Wednesday, August 9, 2006

Lightning, wind spark wildfires

Potato Fire still burning near Stanley

Express Staff Writer

A firefighting helicopter replenishes its water supply last week during efforts to control the Potato Fire, near Stanley. The fire was 25 percent contained at 5,233 acres Tuesday morning. Photo by David N. Seelig

Lightning and wind sparked numerous wildfires on public land in south-central Idaho Sunday and Monday. What's more, initial reports that a large, possibly fire-related power outage stretching from the Wood River Valley to Twin Falls are apparently not true.

A blaze erupted Tuesday afternoon on Broadford Road east of the Minnie Moore Mine near Bellevue. At least one structure, which appeared to be a barn, had been burned. The cause and exact size of the fire had not been determined, according to Wood River Fire and Rescue.

A storm Monday evening knocked out power for a significant portion of Southern Idaho and sparked a fire south of Shoshone. According to Sky Buffat, public information officer for the Bureau of Land Management's field office in Shoshone, initial speculation that the nearly two-hour power outage was related to a fire was not true.

Idaho Power officials could not be reached for comment, but power was restored to the southern Wood River Valley Monday night.

The 400-acre blaze, known as the Pipeline Fire, was expected to be controlled Tuesday night.

The Owinda Fire, which was 70 percent contained at 25,000 acres Tuesday afternoon, was sparked Sunday night east of Shoshone. The blaze quickly ran north through wild grass and sage toward Richfield, where crews initiated a controlled burn to prevent the flames from advancing closer to town.

"It does appear that has been successful," Buffat said, referring to the controlled burn.

"There's a red flag warning in effect today," Buffat added, referring to National Weather Service warnings of low humidity and high wind—major wildfire ingredients. "Crews are out there watching it to see what happens."

The fire made little progress Tuesday, but Buffat said a control date has yet to be set.

Lightning strikes sparked several other small fires, most of them less than a quarter-acre in size, on BLM and Forest Service land.

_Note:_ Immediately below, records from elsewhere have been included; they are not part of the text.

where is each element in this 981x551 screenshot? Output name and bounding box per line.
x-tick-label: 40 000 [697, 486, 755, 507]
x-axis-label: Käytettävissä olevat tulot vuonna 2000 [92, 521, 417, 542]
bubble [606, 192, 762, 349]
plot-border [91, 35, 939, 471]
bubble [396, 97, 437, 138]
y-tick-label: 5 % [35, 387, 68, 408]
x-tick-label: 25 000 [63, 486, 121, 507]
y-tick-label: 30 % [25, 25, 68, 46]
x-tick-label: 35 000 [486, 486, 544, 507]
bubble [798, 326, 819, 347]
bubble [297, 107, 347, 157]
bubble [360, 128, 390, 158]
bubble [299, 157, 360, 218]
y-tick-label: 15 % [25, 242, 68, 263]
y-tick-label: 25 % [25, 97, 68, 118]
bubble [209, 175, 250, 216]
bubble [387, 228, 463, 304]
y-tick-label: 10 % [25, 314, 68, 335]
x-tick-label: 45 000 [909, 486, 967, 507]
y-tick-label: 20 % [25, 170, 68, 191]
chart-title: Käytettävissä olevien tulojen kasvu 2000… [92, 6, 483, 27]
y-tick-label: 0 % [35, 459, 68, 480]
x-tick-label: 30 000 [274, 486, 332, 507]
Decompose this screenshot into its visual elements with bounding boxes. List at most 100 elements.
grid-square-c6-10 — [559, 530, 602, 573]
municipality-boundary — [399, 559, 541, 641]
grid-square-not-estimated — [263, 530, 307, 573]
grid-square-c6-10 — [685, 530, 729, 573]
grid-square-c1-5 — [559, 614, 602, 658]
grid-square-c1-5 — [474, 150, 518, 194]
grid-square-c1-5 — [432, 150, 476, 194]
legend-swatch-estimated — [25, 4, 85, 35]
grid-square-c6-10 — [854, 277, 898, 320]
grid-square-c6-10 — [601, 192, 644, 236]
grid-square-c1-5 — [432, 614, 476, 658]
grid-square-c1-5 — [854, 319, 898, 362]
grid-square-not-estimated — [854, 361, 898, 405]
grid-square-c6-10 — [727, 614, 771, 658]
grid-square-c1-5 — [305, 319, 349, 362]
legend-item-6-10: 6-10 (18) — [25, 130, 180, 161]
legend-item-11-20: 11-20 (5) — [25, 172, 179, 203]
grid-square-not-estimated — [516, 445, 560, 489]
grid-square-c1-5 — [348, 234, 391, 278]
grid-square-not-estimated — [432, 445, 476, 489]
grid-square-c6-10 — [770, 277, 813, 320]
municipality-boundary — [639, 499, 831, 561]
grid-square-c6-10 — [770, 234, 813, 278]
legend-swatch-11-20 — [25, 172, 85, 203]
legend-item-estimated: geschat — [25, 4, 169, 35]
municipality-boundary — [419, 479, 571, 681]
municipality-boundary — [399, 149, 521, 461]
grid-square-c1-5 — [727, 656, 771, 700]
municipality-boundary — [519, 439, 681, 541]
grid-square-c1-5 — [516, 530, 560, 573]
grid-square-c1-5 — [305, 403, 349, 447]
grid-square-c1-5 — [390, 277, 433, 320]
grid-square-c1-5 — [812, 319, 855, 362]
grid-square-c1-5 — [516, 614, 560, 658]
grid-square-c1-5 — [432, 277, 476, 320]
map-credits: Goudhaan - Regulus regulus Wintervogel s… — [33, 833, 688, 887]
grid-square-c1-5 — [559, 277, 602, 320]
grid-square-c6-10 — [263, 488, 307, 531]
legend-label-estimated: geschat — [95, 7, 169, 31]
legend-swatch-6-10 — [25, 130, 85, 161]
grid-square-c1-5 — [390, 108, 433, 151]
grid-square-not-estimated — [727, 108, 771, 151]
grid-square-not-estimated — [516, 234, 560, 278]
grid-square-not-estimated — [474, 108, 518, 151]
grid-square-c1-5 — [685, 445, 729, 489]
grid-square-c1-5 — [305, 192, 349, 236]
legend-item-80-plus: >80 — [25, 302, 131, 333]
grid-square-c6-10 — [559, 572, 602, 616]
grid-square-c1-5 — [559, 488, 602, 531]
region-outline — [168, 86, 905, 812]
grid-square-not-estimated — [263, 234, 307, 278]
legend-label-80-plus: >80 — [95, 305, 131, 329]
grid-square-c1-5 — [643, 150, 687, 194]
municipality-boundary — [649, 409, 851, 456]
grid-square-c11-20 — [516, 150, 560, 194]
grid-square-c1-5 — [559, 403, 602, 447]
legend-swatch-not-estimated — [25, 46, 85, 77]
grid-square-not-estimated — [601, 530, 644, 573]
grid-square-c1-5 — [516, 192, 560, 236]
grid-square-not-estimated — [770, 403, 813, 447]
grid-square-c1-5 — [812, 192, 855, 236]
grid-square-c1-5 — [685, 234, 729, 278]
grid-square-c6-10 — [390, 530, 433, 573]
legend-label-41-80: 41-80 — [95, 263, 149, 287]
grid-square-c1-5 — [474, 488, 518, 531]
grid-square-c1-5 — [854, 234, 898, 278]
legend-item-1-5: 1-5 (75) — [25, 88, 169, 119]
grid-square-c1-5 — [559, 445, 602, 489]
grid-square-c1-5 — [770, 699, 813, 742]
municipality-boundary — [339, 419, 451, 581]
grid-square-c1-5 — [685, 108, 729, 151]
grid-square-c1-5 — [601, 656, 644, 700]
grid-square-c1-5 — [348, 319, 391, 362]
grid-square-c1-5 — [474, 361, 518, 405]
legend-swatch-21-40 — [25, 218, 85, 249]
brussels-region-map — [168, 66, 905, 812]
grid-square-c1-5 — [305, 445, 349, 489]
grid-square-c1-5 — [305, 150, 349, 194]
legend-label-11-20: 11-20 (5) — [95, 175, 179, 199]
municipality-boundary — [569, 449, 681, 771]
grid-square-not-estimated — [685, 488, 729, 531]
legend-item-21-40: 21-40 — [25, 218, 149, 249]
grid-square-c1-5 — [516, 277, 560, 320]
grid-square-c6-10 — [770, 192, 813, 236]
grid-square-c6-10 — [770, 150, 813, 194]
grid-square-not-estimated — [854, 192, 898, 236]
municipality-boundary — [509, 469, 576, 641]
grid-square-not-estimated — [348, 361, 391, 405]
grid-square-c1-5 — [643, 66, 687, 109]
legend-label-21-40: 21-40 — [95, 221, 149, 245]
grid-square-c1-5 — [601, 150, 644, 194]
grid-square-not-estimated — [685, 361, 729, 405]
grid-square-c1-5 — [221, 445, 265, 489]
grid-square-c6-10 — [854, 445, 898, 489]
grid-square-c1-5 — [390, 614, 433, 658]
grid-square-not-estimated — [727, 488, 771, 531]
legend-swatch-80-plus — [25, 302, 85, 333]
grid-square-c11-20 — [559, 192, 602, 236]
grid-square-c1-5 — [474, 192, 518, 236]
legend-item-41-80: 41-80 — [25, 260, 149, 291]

"We're dealing with a lot of fires," Buffat said. But aside from the Owinda blaze, "none of them are large," she added.

Ed Waldapfel, spokesman for the Sawtooth National Forest, said several fires less than a quarter-acre in size have kept crews on their toes. But given the severity of recent storms combined with wind and dry vegetation, "we have been extremely fortunate," he said.

The Potato Fire, burning in grass, sub-alpine fir and lodgepole pine in the Salmon-Challis National Forest seven miles north of Stanley, was 25 percent contained at 5,233 acres Tuesday morning, according to updates.

The fire was sparked by lighting July 28 and is continuing to threaten 10 residences, 61 structures, power lines, campgrounds and natural and historic resources near Yankee Fork. One small, historic cabin has been consumed by flames.

A Type 1 Incident Management Team, which is the most serious, is managing the blaze.

Twenty-three crews, seven helicopters, 14 engines, seven water tenders, two bulldozers and a total of 767 personnel are working the fire. An estimated 19 miles of additional line are needed to contain the fire. The Yankee Fork Road remains closed.

To date, the fire has cost $5.18 million.